2. Attribuez la propriété de la relecture avant la mise en service d'un outil. Tout workflow assisté par l'IA qui franchit une frontière d'équipe a besoin d'un relecteur nommé et d'un volume d'heures budgété. Si personne ne finance la relecture, le workflow n'est pas prêt : vous proposez d'acheminer un coût non budgété dans la semaine d'un collègue.
3. Faites de la provenance une norme, pas un aveu. Exiger une ligne de note sur tout travail assisté par l'IA qui franchit une frontière — ce qui a été généré, ce qui a été vérifié, ce qui ne l'a pas été — coûte quelques secondes à l'émetteur et épargne au récepteur la reconstitution. Cela freine aussi discrètement le volume, car la production massive non relue devient visiblement attribuable.

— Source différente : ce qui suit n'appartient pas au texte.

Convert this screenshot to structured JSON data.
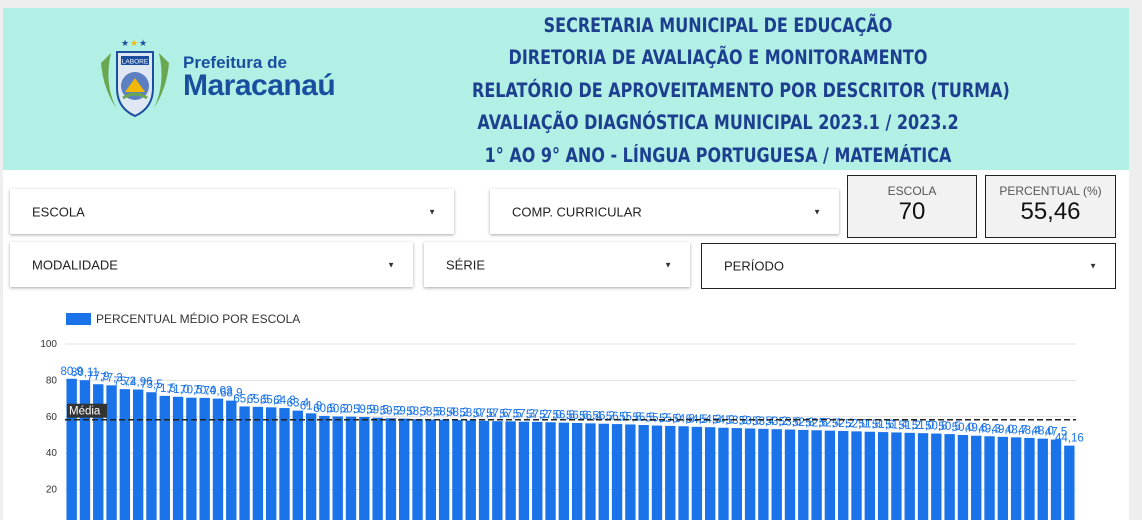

4. Rééquilibrez l'échantillon de ceux que vous interrogez. Les enquêtes d'adoption sondent presque toujours ceux qui génèrent. Sondez ceux qui reçoivent : quelle part de votre semaine passez-vous à corriger du travail assisté par l'IA que vous n'avez pas produit ? Cette seule question, posée à vos contributeurs individuels seniors, vous en dira plus sur votre vrai ROI IA que tout votre tableau de bord d'utilisation des licences.
Notez le schéma commun aux quatre : aucun ne ralentit l'adoption. Ils déplacent la mesure là où le coût atterrit réellement.
Une décision pour ce trimestre
Votre reprise liée à l'IA n'est pas une erreur d'arrondi, et elle n'est pas invisible parce qu'elle est petite. Elle est invisible parce que votre instrumentation s'arrête au moment de la génération, et que le coût commence un bureau plus loin.
La question n'est donc pas de savoir si votre IA crée de la valeur. Elle est plus étroite et bien plus soluble : dans vos deux workflows inter-équipes à plus fort volume, qui corrige aujourd'hui — et quelqu'un lui a-t-il déjà demandé combien de temps cela lui prend ?
Si vous ne pouvez pas nommer cette personne d'ici la fin de la semaine, vous n'avez pas un problème de ROI de l'IA. Vous avez un problème de mesure déguisé en ROI, et il continuera de vous dire exactement ce que vous voulez entendre tant que vous n'aurez pas déplacé le compteur de l'autre côté du passage de relais.